Post by Cals Wed 31 Jul 2013, 10:05

Fitch: ‘Negative’ outlook on M’sia
Business & Markets 2013
Written by Zatil Husna Wan Fauzi of theedgemalaysia.com
Wednesday, 31 July 2013 09:54

KUALA LUMPUR: Fitch Ratings has revised its outlook on Malaysia to “negative” from “stable”. This has led to the government implementing budgetary reforms and fiscal consolidation to address weaknesses in public finances.

Citing Malaysia’s public finances as its key rating weakness, the global rating agency said the federal government’s debt increased to 53.3% of GDP at end-2012 from 51.6% in the previous year, up from 39.8% in 2008.

The agency also highlighted that the government’s budget deficit widened to 4.7% of GDP in 2012 from 3.8% a year ago, adding that expenditure on public wages rose by 19% due to it being the pre-election year.

“We believe it will be difficult for the government to achieve its interim federal government deficit target of 3% for 2015 without additional consolidation measures,” the rating agency said in a statement yesterday.

“Fitch sees risks even to the achievement of the agency’s 3.5% deficit projection, as this has already factored in one percentage point of GDP of spending cuts. This leaves Malaysia’s public finances more exposed to any future negative shock.”
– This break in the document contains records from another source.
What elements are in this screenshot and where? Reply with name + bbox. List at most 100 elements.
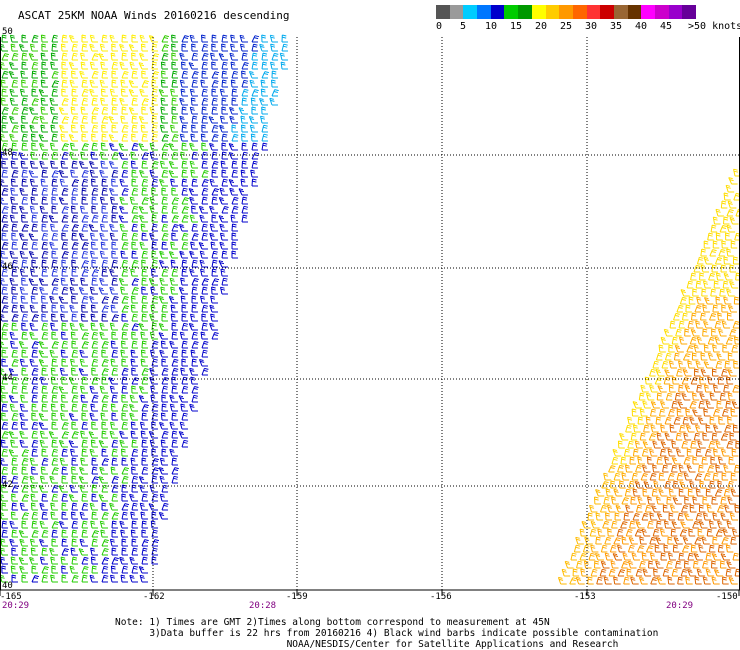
wind-barb	[722, 576, 729, 585]
wind-barb	[0, 547, 8, 556]
wind-barb	[656, 392, 664, 401]
wind-barb	[271, 79, 278, 88]
wind-barb	[131, 295, 138, 304]
wind-barb	[70, 106, 78, 115]
wind-barb	[61, 358, 68, 367]
wind-barb	[29, 160, 38, 169]
wind-barb	[151, 448, 158, 457]
wind-barb	[8, 368, 18, 376]
wind-barb	[131, 142, 139, 151]
wind-barb	[181, 268, 188, 277]
wind-barb	[721, 537, 729, 545]
wind-barb	[101, 133, 108, 142]
wind-barb	[161, 35, 170, 43]
wind-barb	[91, 457, 98, 466]
wind-barb	[610, 480, 617, 489]
wind-barb	[691, 352, 699, 361]
wind-barb	[0, 277, 8, 286]
wind-barb	[191, 124, 198, 133]
wind-barb	[695, 320, 704, 329]
wind-barb	[19, 430, 28, 439]
wind-barb	[717, 456, 726, 465]
wind-barb	[39, 160, 48, 169]
wind-barb	[40, 34, 48, 43]
wind-barb	[625, 424, 632, 433]
lon-label-159: -159	[286, 592, 308, 602]
wind-barb	[121, 511, 128, 520]
wind-barb	[81, 223, 89, 232]
wind-barb	[129, 196, 138, 205]
wind-barb	[572, 568, 580, 577]
wind-barb	[658, 489, 668, 497]
wind-barb	[81, 187, 88, 196]
wind-barb	[732, 384, 740, 393]
wind-barb	[28, 251, 38, 259]
wind-barb	[58, 170, 68, 178]
wind-barb	[10, 556, 18, 565]
wind-barb	[149, 313, 158, 322]
wind-barb	[211, 332, 219, 340]
wind-barb	[581, 521, 591, 529]
wind-barb	[221, 277, 228, 286]
wind-barb	[719, 288, 726, 297]
wind-barb	[693, 432, 701, 441]
wind-barb	[109, 143, 118, 151]
wind-barb	[693, 560, 700, 569]
wind-barb	[610, 496, 619, 505]
wind-barb	[49, 295, 58, 304]
wind-barb	[677, 576, 684, 585]
wind-barb	[141, 404, 149, 412]
wind-barb	[111, 529, 118, 538]
wind-barb	[209, 178, 218, 187]
wind-barb	[241, 160, 248, 169]
wind-barb	[696, 336, 706, 345]
wind-barb	[51, 385, 59, 394]
wind-barb	[201, 106, 208, 115]
wind-barb	[109, 502, 118, 511]
wind-barb	[101, 259, 108, 268]
wind-barb	[41, 250, 49, 259]
wind-barb	[51, 457, 59, 466]
wind-barb	[91, 511, 98, 520]
wind-barb	[726, 224, 736, 233]
wind-barb	[727, 496, 736, 505]
wind-barb	[131, 241, 138, 250]
wind-barb	[721, 304, 728, 313]
wind-barb	[41, 448, 48, 457]
wind-barb	[181, 241, 189, 250]
wind-barb	[31, 530, 39, 538]
wind-barb	[189, 160, 198, 169]
wind-barb	[181, 215, 189, 223]
wind-barb	[612, 553, 622, 561]
wind-barb	[188, 62, 198, 70]
wind-barb	[703, 344, 711, 353]
wind-barb	[705, 488, 713, 497]
wind-barb	[1, 565, 8, 574]
wind-barb	[588, 552, 596, 561]
wind-barb	[9, 133, 18, 142]
wind-barb	[201, 43, 209, 52]
wind-barb	[727, 369, 737, 377]
wind-barb	[604, 552, 613, 561]
wind-barb	[606, 504, 616, 513]
wind-barb	[151, 250, 158, 259]
wind-barb	[710, 456, 717, 465]
wind-barb	[231, 88, 238, 97]
wind-barb	[149, 376, 158, 385]
wind-barb	[211, 278, 220, 286]
wind-barb	[111, 106, 118, 115]
wind-barb	[674, 345, 684, 353]
wind-barb	[70, 547, 78, 556]
wind-barb	[723, 256, 731, 265]
wind-barb	[118, 152, 128, 160]
wind-barb	[41, 313, 48, 322]
wind-barb	[651, 505, 661, 513]
wind-barb	[41, 295, 48, 304]
wind-barb	[624, 488, 632, 497]
wind-barb	[230, 61, 238, 70]
wind-barb	[675, 560, 682, 569]
wind-barbs-layer	[0, 34, 740, 585]
wind-barb	[190, 241, 198, 250]
wind-barb	[131, 377, 140, 385]
wind-barb	[40, 376, 48, 385]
Fitch has affirmed Malaysia’s long-term foreign and local currency issuer default ratings (IDRs) at A- and A, respectively, while the short-term foreign currency IDR has been affirmed at F2 and the country ceiling at A.

The rating agency said Malaysia’s fiscal revenue base is low at 24.7% of GDP, against an A range median of 32.8%.
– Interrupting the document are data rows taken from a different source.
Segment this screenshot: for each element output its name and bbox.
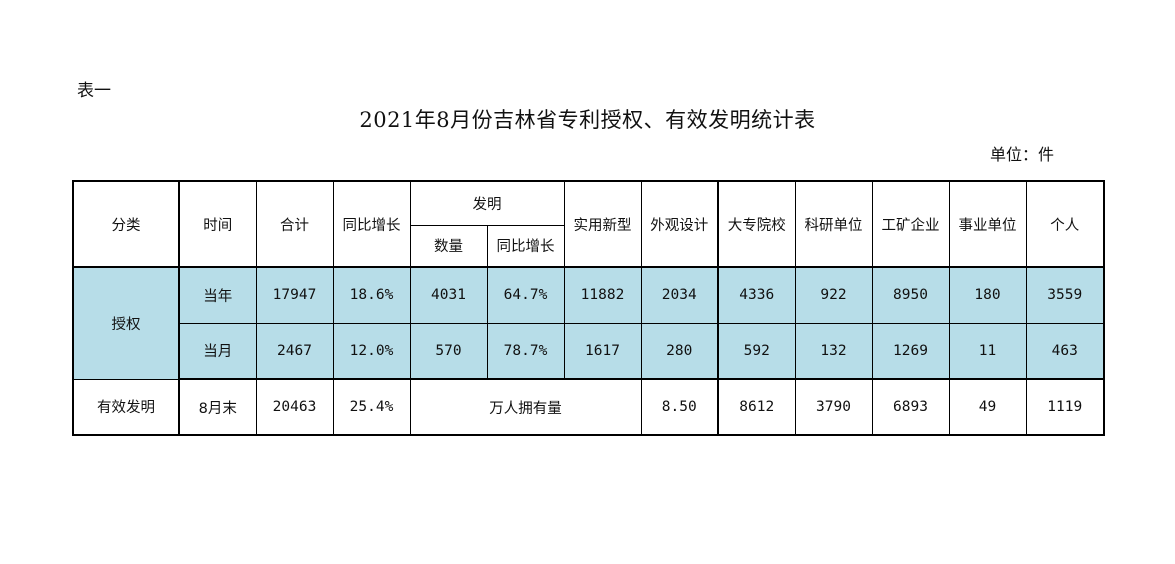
document-title: 2021年8月份吉林省专利授权、有效发明统计表 [0,104,1175,134]
cell-invention-yoy: 64.7% [487,267,564,323]
cell-industry: 1269 [872,323,949,379]
cell-time: 8月末 [179,379,256,435]
header-individual: 个人 [1026,181,1104,267]
cell-invention-count: 570 [410,323,487,379]
table-number: 表一 [77,76,111,101]
cell-institutions: 49 [949,379,1026,435]
row-label-grant: 授权 [73,267,179,379]
header-institutions: 事业单位 [949,181,1026,267]
cell-research: 132 [795,323,872,379]
header-invention-yoy: 同比增长 [487,225,564,267]
cell-per-capita-value: 8.50 [641,379,718,435]
cell-invention-yoy: 78.7% [487,323,564,379]
cell-research: 922 [795,267,872,323]
cell-per-capita-label: 万人拥有量 [410,379,641,435]
header-total: 合计 [256,181,333,267]
patent-statistics-table: 分类 时间 合计 同比增长 发明 实用新型 外观设计 大专院校 科研单位 工矿企… [72,180,1105,436]
cell-institutions: 11 [949,323,1026,379]
table-row: 有效发明 8月末 20463 25.4% 万人拥有量 8.50 8612 379… [73,379,1104,435]
cell-yoy: 12.0% [333,323,410,379]
cell-research: 3790 [795,379,872,435]
cell-time: 当年 [179,267,256,323]
header-research: 科研单位 [795,181,872,267]
cell-colleges: 592 [718,323,795,379]
table-row: 授权 当年 17947 18.6% 4031 64.7% 11882 2034 … [73,267,1104,323]
table-row: 当月 2467 12.0% 570 78.7% 1617 280 592 132… [73,323,1104,379]
header-yoy: 同比增长 [333,181,410,267]
header-industry: 工矿企业 [872,181,949,267]
header-row-1: 分类 时间 合计 同比增长 发明 实用新型 外观设计 大专院校 科研单位 工矿企… [73,181,1104,225]
cell-individual: 1119 [1026,379,1104,435]
row-label-valid-invention: 有效发明 [73,379,179,435]
cell-colleges: 8612 [718,379,795,435]
cell-colleges: 4336 [718,267,795,323]
header-time: 时间 [179,181,256,267]
header-category: 分类 [73,181,179,267]
cell-industry: 6893 [872,379,949,435]
cell-design: 280 [641,323,718,379]
header-invention: 发明 [410,181,564,225]
cell-individual: 3559 [1026,267,1104,323]
header-utility: 实用新型 [564,181,641,267]
cell-industry: 8950 [872,267,949,323]
cell-design: 2034 [641,267,718,323]
cell-total: 20463 [256,379,333,435]
header-design: 外观设计 [641,181,718,267]
cell-total: 2467 [256,323,333,379]
cell-invention-count: 4031 [410,267,487,323]
cell-utility: 11882 [564,267,641,323]
unit-label: 单位：件 [990,141,1054,165]
cell-utility: 1617 [564,323,641,379]
header-invention-count: 数量 [410,225,487,267]
cell-yoy: 18.6% [333,267,410,323]
cell-total: 17947 [256,267,333,323]
cell-time: 当月 [179,323,256,379]
cell-individual: 463 [1026,323,1104,379]
header-colleges: 大专院校 [718,181,795,267]
cell-institutions: 180 [949,267,1026,323]
cell-yoy: 25.4% [333,379,410,435]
“Fitch has long emphasised two key budgetary vulnerabilities: reliance on petroleum-derived revenues and the high and rising weight of subsidies in expenditure. Petroleum-derived revenue contributed 33.7% of the federal revenue in 2012, broadly comparable with lower-rated Mexico (BBB+/stable), another sovereign with a narrow and oil-dependent fiscal revenue base,” the rating agency said.

Malaysia’s high level of private sector leverage is also a risk from a credit perspective, said Fitch, adding that credit to the private sector reached 118% of GDP at end-2012, above the A median of 94%.
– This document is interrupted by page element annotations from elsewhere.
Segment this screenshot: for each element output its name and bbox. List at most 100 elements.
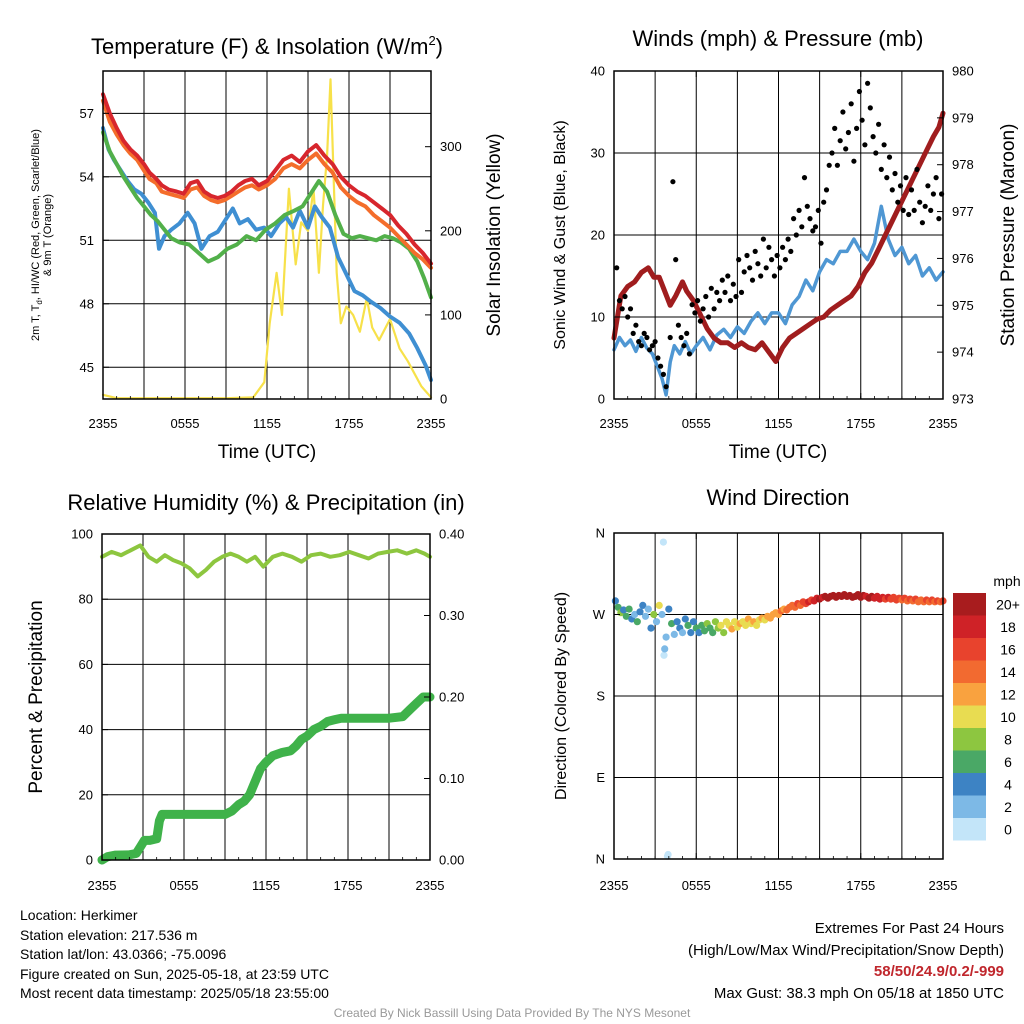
wind-direction-point: [700, 627, 709, 635]
temperature-hiwc-line: [101, 126, 433, 382]
pressure-y-axis-label: Station Pressure (Maroon): [998, 124, 1019, 347]
temperature-2m-line: [101, 92, 433, 266]
y-tick-label: 20: [591, 228, 605, 243]
colorbar-swatch: [953, 593, 986, 616]
wind-direction-point: [717, 621, 725, 630]
gust-point: [752, 248, 758, 254]
x-tick-label: 1755: [846, 878, 875, 893]
x-tick-label: 1155: [253, 416, 281, 431]
gust-point: [843, 146, 849, 152]
gust-point: [777, 265, 783, 271]
winds-grid: [614, 71, 943, 399]
gust-point: [829, 150, 835, 156]
gust-point: [859, 117, 865, 123]
wind-direction-point: [622, 612, 630, 620]
humidity-grid: [102, 534, 430, 860]
gust-point: [782, 257, 789, 263]
y-tick-label: 0: [86, 853, 93, 868]
gust-point: [649, 343, 656, 349]
gust-point: [738, 289, 745, 295]
gust-point: [862, 142, 868, 148]
figure-created: Figure created on Sun, 2025-05-18, at 23…: [20, 965, 329, 982]
y-tick-label: E: [596, 770, 605, 785]
x-tick-label: 0555: [171, 416, 200, 431]
gust-point: [695, 298, 701, 304]
insolation-line: [101, 78, 433, 400]
gust-point: [714, 289, 720, 295]
y-tick-label: 40: [591, 64, 605, 79]
y-tick-label: S: [596, 689, 605, 704]
gust-point: [641, 330, 647, 336]
gust-point: [936, 216, 942, 222]
gust-point: [780, 244, 786, 250]
gust-point: [933, 175, 939, 181]
gust-point: [834, 162, 841, 168]
gust-point: [892, 170, 898, 177]
gust-point: [652, 339, 658, 345]
x-tick-label: 1755: [335, 416, 364, 431]
y-tick-label: 0: [598, 392, 605, 407]
sonic-wind-line: [612, 204, 945, 397]
wind-direction-panel: Wind Direction 2355 0555 1155 1755 2355 N E S W N…: [553, 485, 1021, 893]
wind-direction-point: [660, 651, 668, 659]
wind-direction-point: [728, 625, 736, 633]
extremes-values: 58/50/24.9/0.2/-999: [873, 963, 1004, 980]
gust-point: [823, 187, 830, 193]
temperature-y-axis-label: 2m T, Td, HI/WC (Red, Green, Scarlet/Blu…: [30, 129, 44, 341]
y-right-tick-label: 0: [440, 392, 447, 407]
gust-point: [922, 203, 928, 209]
winds-y-axis-label: Sonic Wind & Gust (Blue, Black): [552, 120, 569, 349]
gust-point: [815, 207, 821, 213]
station-pressure-line: [611, 110, 946, 364]
gust-point: [627, 306, 634, 312]
wind-direction-grid: [614, 533, 943, 859]
gust-point: [854, 125, 860, 131]
station-latlon: Station lat/lon: 43.0366; -75.0096: [20, 946, 227, 962]
wind-direction-point: [742, 621, 750, 630]
gust-point: [876, 121, 882, 127]
colorbar-swatch: [953, 615, 986, 638]
humidity-series: [97, 543, 435, 865]
gust-point: [717, 298, 723, 304]
wind-direction-point: [665, 605, 673, 613]
y-tick-label: 80: [79, 592, 93, 607]
gust-point: [730, 281, 736, 287]
wind-direction-point: [614, 603, 622, 611]
gust-point: [870, 134, 876, 140]
y-right-tick-label: 975: [952, 298, 974, 313]
gust-point: [845, 129, 852, 136]
x-tick-label: 1155: [765, 416, 793, 431]
gust-point: [744, 252, 750, 259]
gust-point: [725, 273, 731, 279]
gust-point: [663, 384, 669, 390]
colorbar-swatch: [953, 683, 986, 706]
gust-point: [886, 154, 893, 160]
y-tick-label: 48: [80, 296, 94, 311]
wind-direction-point: [611, 597, 620, 605]
temperature-x-axis-label: Time (UTC): [218, 442, 317, 463]
gust-point: [804, 203, 810, 209]
gust-point: [889, 187, 895, 193]
wind-direction-point: [662, 633, 670, 641]
colorbar-label: 10: [1000, 709, 1016, 725]
gust-point: [763, 265, 769, 271]
gust-point: [667, 334, 673, 341]
wind-direction-axes: 2355 0555 1155 1755 2355 N E S W N: [593, 526, 958, 894]
gust-point: [895, 199, 901, 205]
gust-point: [678, 334, 684, 341]
wind-direction-point: [661, 645, 669, 653]
x-tick-label: 2355: [600, 878, 629, 893]
winds-pressure-panel: Winds (mph) & Pressure (mb) 2355 0555 1155…: [552, 26, 1019, 463]
gust-point: [807, 216, 813, 222]
gust-point: [791, 216, 797, 222]
y-tick-label: 10: [591, 310, 605, 325]
y-tick-label: N: [596, 852, 605, 867]
gust-point: [897, 183, 904, 189]
gust-point: [692, 310, 698, 316]
y-right-tick-label: 977: [952, 204, 974, 219]
colorbar-swatch: [953, 728, 986, 751]
gust-point: [749, 277, 756, 283]
y-right-tick-label: 300: [440, 139, 462, 154]
gust-point: [614, 265, 620, 271]
gust-point: [769, 257, 775, 263]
Notwithstanding these weaknesses, Fitch acknowledged the strengths in the composition of Malaysia’s debt and in its funding base, as the federal government debt is overwhelmingly denominated in the local currency (97% at end-2012) and has a smooth maturity profile. In particular, the Employees’ Provident Fund held 28.8% of Malaysian government securities at end-March 2013.

“The rising role of non-resident investors points to growing exposure to global investor risk appetite, but Fitch views strengths in Malaysia’s external finances as a buffer against volatility. The impact of heightened market tensions on Malaysia’s government debt market since June has been mild compared with some regional and rated peers so far,” it said.

Fitch said external finances remain as the “key sovereign credit and rating strength”, with the economy recording a net external creditor position worth 30% of GDP at end-2012 against the A range median creditor position of 17%.

“The sovereign’s own net foreign asset position of 21.3% of GDP and net foreign exchange creditor position of 44% were stronger than A medians of 16.8% and 14.4%, respectively. This is despite a decline in the current account surplus to a projected 3% of GDP in 2013 from double digits each year from 2003 to 2011 amid the rising investment and a drop in the savings rate, led by the public sector,” Fitch said.

The rating agency said Malaysia’s five-year average GDP growth rate of 4.3% (2009-2013) compares favourably with the A median of 2.6% and the BBB median of 2.7%.

However, it noted that such growth is boosted by the government’s investment programme, a primary reason for the real gross domestic fixed capital formation (GFCF) to increase at a high rate of 19.9% in 2012, against a five-year average of 5.6% per annum from 2007 to 2011. GFCF contributed +4.4 percentage points to 2012’s 5.6% GDP growth.



This article first appeared in The Edge Financial Daily, on July 31, 2013.